İşte sırf güneydoğu’da huzuru sağlarsan “Bu masraflar ortadan kalkar.” Buradan gelen paralar yeni evlileri mutlu mesut eder. Fındık üreticisine senede bir defa dönüm parası adı altında prim veriyorsun. Senede bir defa olsun köylüler nasıl seviniyor görüyorsun. Bu para aynı zamanda oya tahvil oluyor. Bu primleri yeni evlilere her ay verirsen seyreyle kütürdüyü. 2023’te nüfusumuz yüz milyonu geçer. Sizin de hayalleriniz gerçek olur.
DAHA DA OLMADI!!!
Üçüncü alternatif nedir? Bu insanlar hala ilgi göstermiyorsa sağlık bakanının dediği yapılacak yani “ORTA YOL BULUNACAK” Sn. Başbakanla aynı görüşte olan bizler gayret göstereceğiz. Bu topraklar uğruna dedelerimiz şehit oldu! Biz de bu vatanın nüfusunu artırmak için kendimizi telef etmeye hazırız.
EMNİYET MÜDÜRÜMÜZE
ANLATAMADIK
Kaymakamımıza anlatalım dedim!! Eşkiya soytaroğlu gibi yolda dikildim karşısına. Şöyle dikkatlice bakınca bir yanlışlık olmasın diye sustum süngüm düştü. Kaymakam beyle Halkbankası müdürü ikiz kardeş kadar birbirlerine benziyor. Az daha sahildeki trafik sorununu Halk Bankası müdürüne anlatıp çözüm isteyecektim.

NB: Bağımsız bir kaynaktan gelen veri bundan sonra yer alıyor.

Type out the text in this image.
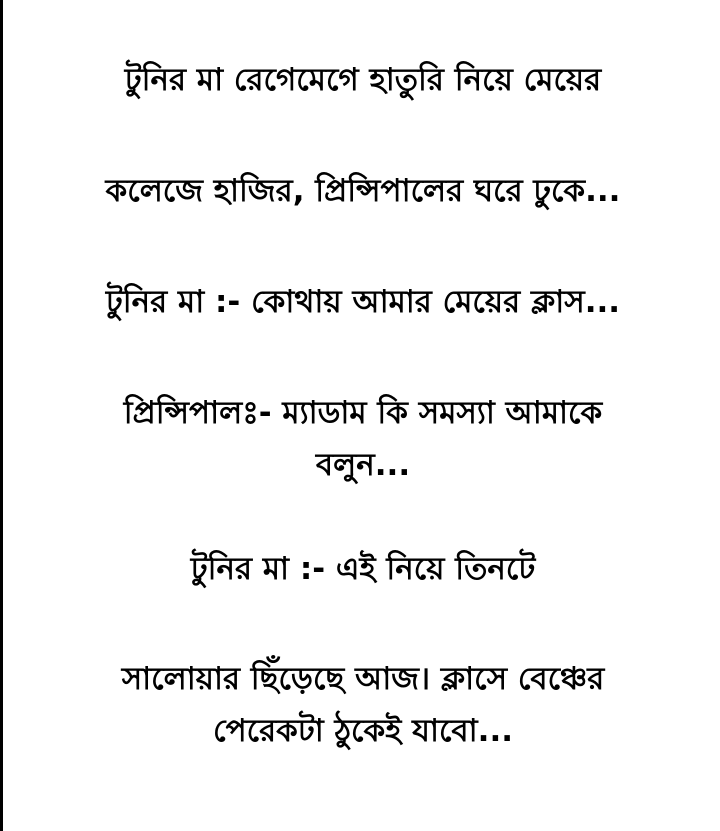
টুনির মা রেগেমেগে হাতুরি নিয়ে মেয়ের

কলেজে হাজির, প্রিন্সিপালের ঘরে ঢুকে...

টুনির মা :- কোথায় আমার মেয়ের ক্লাস...

প্রিন্সিপালঃ- ম্যাডাম কি সমস্যা আমাকে
বলুন...

টুনির মা :- এই নিয়ে তিনটে

সালোয়ার ছিঁড়েছে আজ। ক্লাসে বেঞ্চের
পেরেকটা ঠুকেই যাবো...
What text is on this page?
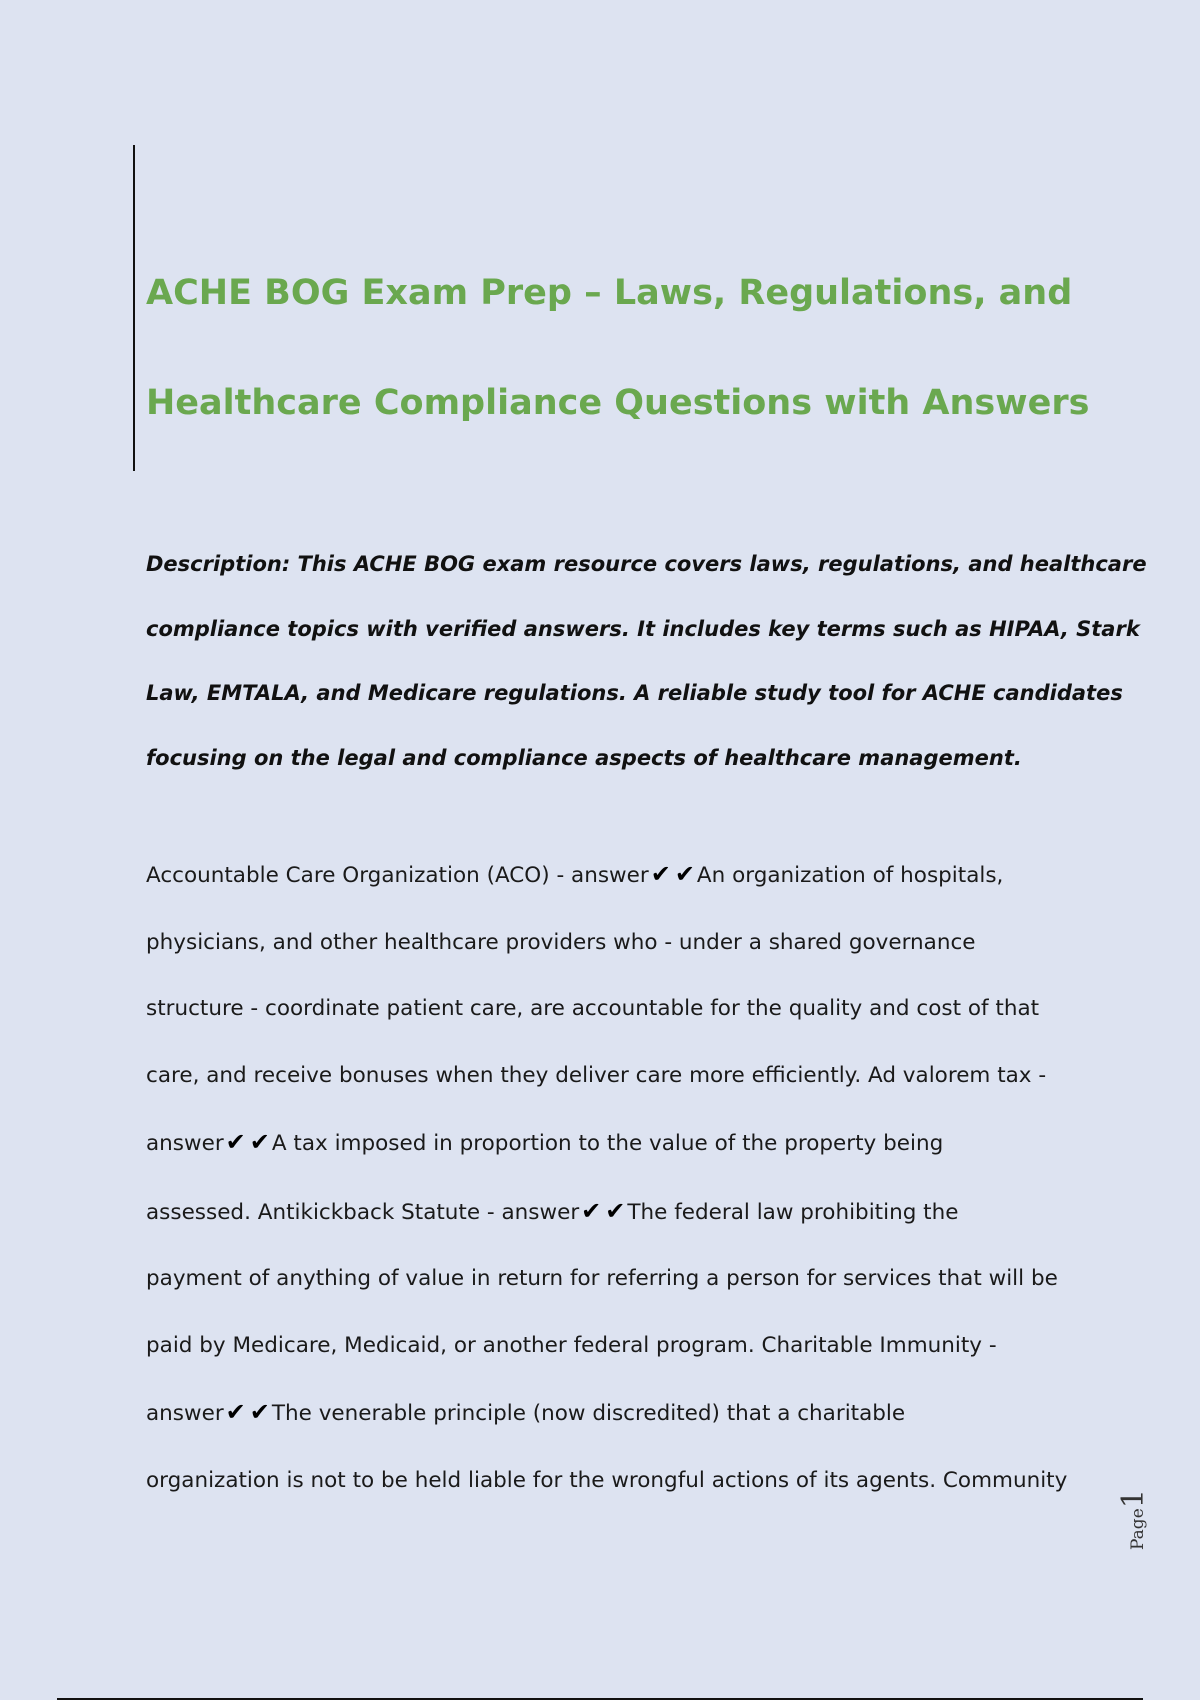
ACHE BOG Exam Prep – Laws, Regulations, and
Healthcare Compliance Questions with Answers
Description: This ACHE BOG exam resource covers laws, regulations, and healthcare
compliance topics with verified answers. It includes key terms such as HIPAA, Stark
Law, EMTALA, and Medicare regulations. A reliable study tool for ACHE candidates
focusing on the legal and compliance aspects of healthcare management.
Accountable Care Organization (ACO) - answer✔ ✔An organization of hospitals,
physicians, and other healthcare providers who - under a shared governance
structure - coordinate patient care, are accountable for the quality and cost of that
care, and receive bonuses when they deliver care more efficiently. Ad valorem tax -
answer✔ ✔A tax imposed in proportion to the value of the property being
assessed. Antikickback Statute - answer✔ ✔The federal law prohibiting the
payment of anything of value in return for referring a person for services that will be
paid by Medicare, Medicaid, or another federal program. Charitable Immunity -
answer✔ ✔The venerable principle (now discredited) that a charitable
organization is not to be held liable for the wrongful actions of its agents. Community
Page1
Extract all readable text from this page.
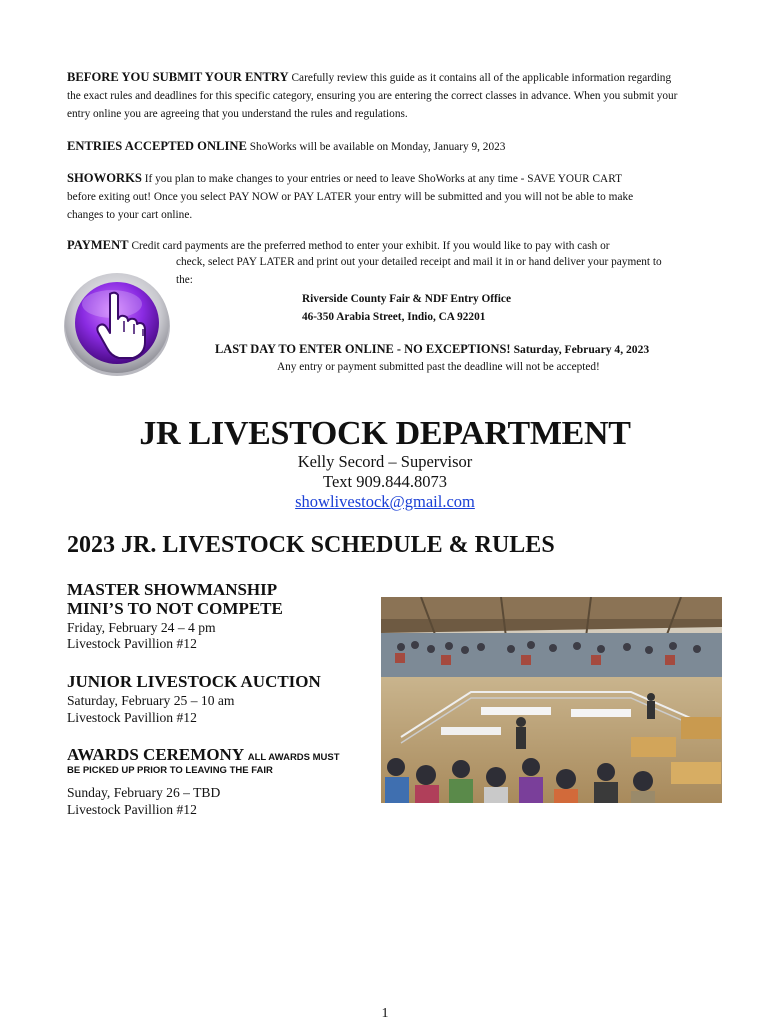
BEFORE YOU SUBMIT YOUR ENTRY Carefully review this guide as it contains all of the applicable information regarding
the exact rules and deadlines for this specific category, ensuring you are entering the correct classes in advance. When you submit your
entry online you are agreeing that you understand the rules and regulations.
ENTRIES ACCEPTED ONLINE ShoWorks will be available on Monday, January 9, 2023
SHOWORKS If you plan to make changes to your entries or need to leave ShoWorks at any time - SAVE YOUR CART
before exiting out! Once you select PAY NOW or PAY LATER your entry will be submitted and you will not be able to make
changes to your cart online.
PAYMENT Credit card payments are the preferred method to enter your exhibit. If you would like to pay with cash or
check, select PAY LATER and print out your detailed receipt and mail it in or hand deliver your payment to
the:
Riverside County Fair & NDF Entry Office
46-350 Arabia Street, Indio, CA 92201
LAST DAY TO ENTER ONLINE - NO EXCEPTIONS! Saturday, February 4, 2023
Any entry or payment submitted past the deadline will not be accepted!
JR LIVESTOCK DEPARTMENT
Kelly Secord – Supervisor
Text 909.844.8073
showlivestock@gmail.com
2023 JR. LIVESTOCK SCHEDULE & RULES
MASTER SHOWMANSHIP
MINI’S TO NOT COMPETE
Friday, February 24 – 4 pm
Livestock Pavillion #12
JUNIOR LIVESTOCK AUCTION
Saturday, February 25 – 10 am
Livestock Pavillion #12
AWARDS CEREMONY ALL AWARDS MUST
BE PICKED UP PRIOR TO LEAVING THE FAIR
Sunday, February 26 – TBD
Livestock Pavillion #12
1
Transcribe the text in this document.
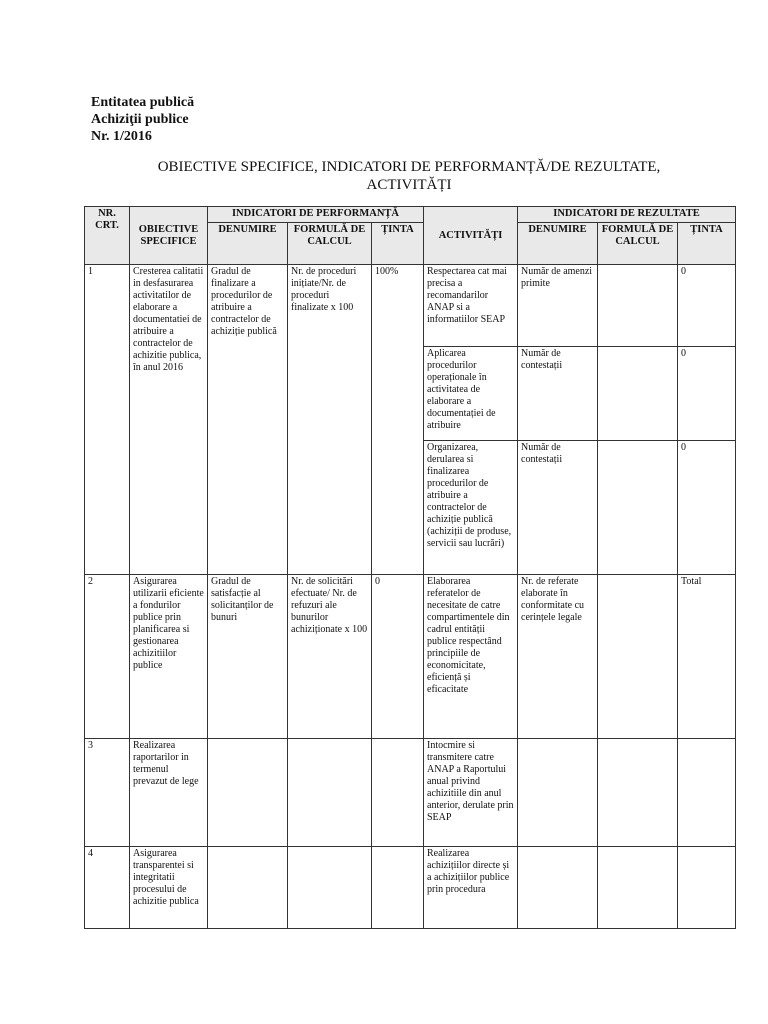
Entitatea publică
Achiziţii publice
Nr. 1/2016
OBIECTIVE SPECIFICE, INDICATORI DE PERFORMANȚĂ/DE REZULTATE,
ACTIVITĂȚI
NR. CRT.	OBIECTIVE SPECIFICE	INDICATORI DE PERFORMANȚĂ			ACTIVITĂȚI	INDICATORI DE REZULTATE		
		DENUMIRE	FORMULĂ DE CALCUL	ȚINTA		DENUMIRE	FORMULĂ DE CALCUL	ȚINTA
1	Cresterea calitatii in desfasurarea activitatilor de elaborare a documentatiei de atribuire a contractelor de achizitie publica, în anul 2016	Gradul de finalizare a procedurilor de atribuire a contractelor de achiziție publică	Nr. de proceduri inițiate/Nr. de proceduri finalizate x 100	100%	Respectarea cat mai precisa a recomandarilor ANAP si a informatiilor SEAP	Număr de amenzi primite		0
					Aplicarea procedurilor operaționale în activitatea de elaborare a documentației de atribuire	Număr de contestații		0
					Organizarea, derularea si finalizarea procedurilor de atribuire a contractelor de achiziție publică (achiziții de produse, servicii sau lucrări)	Număr de contestații		0
2	Asigurarea utilizarii eficiente a fondurilor publice prin planificarea si gestionarea achizitiilor publice	Gradul de satisfacție al solicitanților de bunuri	Nr. de solicitări efectuate/ Nr. de refuzuri ale bunurilor achiziționate x 100	0	Elaborarea referatelor de necesitate de catre compartimentele din cadrul entității publice respectând principiile de economicitate, eficiență și eficacitate	Nr. de referate elaborate în conformitate cu cerințele legale		Total
3	Realizarea raportarilor in termenul prevazut de lege				Intocmire si transmitere catre ANAP a Raportului anual privind achizitiile din anul anterior, derulate prin SEAP			
4	Asigurarea transparentei si integritatii procesului de achizitie publica				Realizarea achizițiilor directe și a achizițiilor publice prin procedura			
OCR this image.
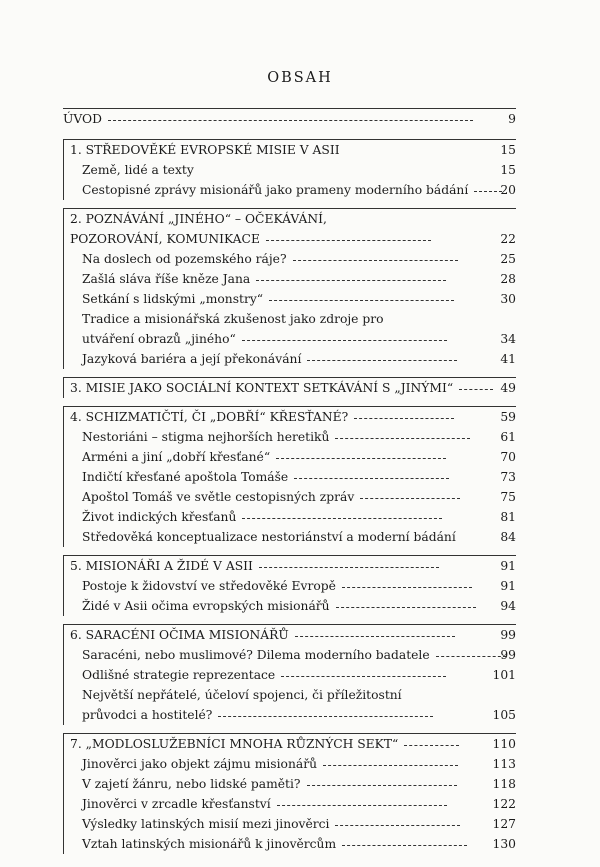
OBSAH
ÚVOD	9
1. STŘEDOVĚKÉ EVROPSKÉ MISIE V ASII	15
Země, lidé a texty	15
Cestopisné zprávy misionářů jako prameny moderního bádání	20
2. POZNÁVÁNÍ „JINÉHO“ – OČEKÁVÁNÍ,
POZOROVÁNÍ, KOMUNIKACE	22
Na doslech od pozemského ráje?	25
Zašlá sláva říše kněze Jana	28
Setkání s lidskými „monstry“	30
Tradice a misionářská zkušenost jako zdroje pro
utváření obrazů „jiného“	34
Jazyková bariéra a její překonávání	41
3. MISIE JAKO SOCIÁLNÍ KONTEXT SETKÁVÁNÍ S „JINÝMI“	49
4. SCHIZMATIČTÍ, ČI „DOBŘÍ“ KŘESŤANÉ?	59
Nestoriáni – stigma nejhorších heretiků	61
Arméni a jiní „dobří křesťané“	70
Indičtí křesťané apoštola Tomáše	73
Apoštol Tomáš ve světle cestopisných zpráv	75
Život indických křesťanů	81
Středověká konceptualizace nestoriánství a moderní bádání	84
5. MISIONÁŘI A ŽIDÉ V ASII	91
Postoje k židovství ve středověké Evropě	91
Židé v Asii očima evropských misionářů	94
6. SARACÉNI OČIMA MISIONÁŘŮ	99
Saracéni, nebo muslimové? Dilema moderního badatele	99
Odlišné strategie reprezentace	101
Největší nepřátelé, účeloví spojenci, či příležitostní
průvodci a hostitelé?	105
7. „MODLOSLUŽEBNÍCI MNOHA RŮZNÝCH SEKT“	110
Jinověrci jako objekt zájmu misionářů	113
V zajetí žánru, nebo lidské paměti?	118
Jinověrci v zrcadle křesťanství	122
Výsledky latinských misií mezi jinověrci	127
Vztah latinských misionářů k jinověrcům	130
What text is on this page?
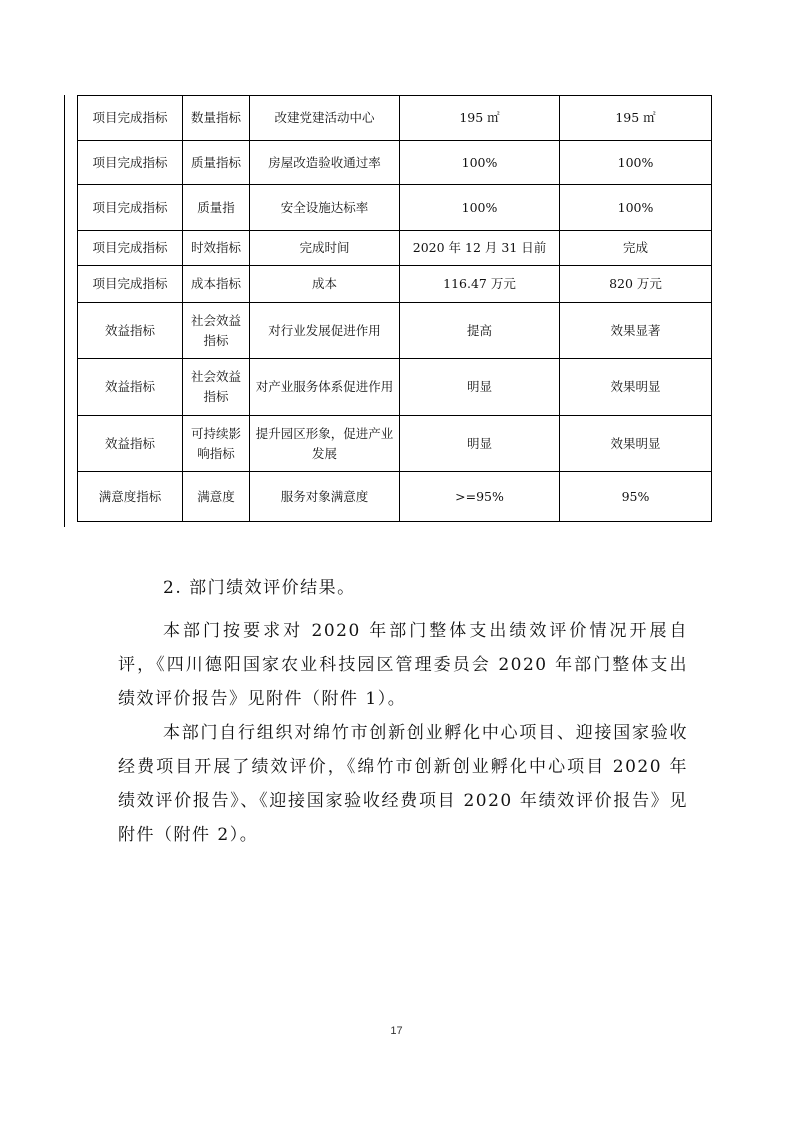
项目完成指标	数量指标	改建党建活动中心	195 ㎡	195 ㎡
项目完成指标	质量指标	房屋改造验收通过率	100%	100%
项目完成指标	质量指	安全设施达标率	100%	100%
项目完成指标	时效指标	完成时间	2020 年 12 月 31 日前	完成
项目完成指标	成本指标	成本	116.47 万元	820 万元
效益指标	社会效益指标	对行业发展促进作用	提高	效果显著
效益指标	社会效益指标	对产业服务体系促进作用	明显	效果明显
效益指标	可持续影响指标	提升园区形象，促进产业发展	明显	效果明显
满意度指标	满意度	服务对象满意度	>=95%	95%
2. 部门绩效评价结果。

本部门按要求对 2020 年部门整体支出绩效评价情况开展自评，《四川德阳国家农业科技园区管理委员会 2020 年部门整体支出绩效评价报告》见附件（附件 1）。

本部门自行组织对绵竹市创新创业孵化中心项目、迎接国家验收经费项目开展了绩效评价，《绵竹市创新创业孵化中心项目 2020 年绩效评价报告》、《迎接国家验收经费项目 2020 年绩效评价报告》见附件（附件 2）。

17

Sorunumuz neydi? Sabahları, akşamları fiskobirlik kavşağı ile Kurtuluş Mahallesi Bolaman Deresi önündeki ışıklı kavşak arasında araçlar çok hızlı seyir ediyor. Akşam saatlerinden sonra gece bu sefer sürat ralliye dönüyor. Gençler aralarında 70,00 TL toplayıp son model araçları kiralıyorlar. Sonra gece yarısı sahilde kapışıyorlar. Bunlara bir de sürü halinde hızla geçen motosikletler ilave oldu ki, düşman başına!! Eski model Reno-murat arabalar modifiye edilip yarıştırılıyor. Hızdan ziyade bu bir gürültü yarışması oluyor. O büyük dev gibi tırların korna ile selamlaşmaları bir alem. Çimento mikser araçları ambulanslarla yarışıyor.
Bu anlattıklarım lokal şeyler. Bunların başlarına polis dikip halledemezsiniz ama yola bir hız ölçümü koyup hız kurallarını aşanları tespit edip cezasını adresine gönderirsen insanlar bir daha bu yolu dikkatli kullanmaya başlar.
SİYASİLERİN,BAKANLARIN GEÇİŞİ
Benim tüm ömrüm yol kenarında geçti. Fatsa’dan geçen Cumhurbaşkanı, Başbakan İsmet İnönü,R00;Adnan Menderes, Cevdet Sunay, Süleyman Demirel, Bülent Ecevit, Kenan Evren’i bilirim. Özal zamanında ve zamanından sonra bu tür devlet büyükleri son hızla yoldan geçmeye başladılar. benim sevmediğim bir vali vardı. Fatsa’ya geleceği zaman polise sahilde yol kenarındaki araçlar iç yola çektirilirdi. Vali bey 150 km hızla yoldan geçerdi. Bu harekete çok kızardım.
Ama şimdi bu iş bakanlar düzeyinde yapılıyor. Bakıyorum kavşaklar polisler tarafından tutulmuş. Kurtlar vadisi misali siyah siyah araçlar 150 km hızla bir yere doğru gidiyor. Bakıyorsun bakan bey sünnet düğününe gidiyor.
Bu yolda kimin hız sınırını aşacağı kanunla gösterilmiştir. (Ambulans, itfaiye, suçlu kovalayan polis) vs. bu kuralı kim koyar bakanlar. Kendileri uyar mı uymaz. Neden? Çünkü onlar bulunmaz hint kumaşı olarak dünyaya gelirler de ondan!!!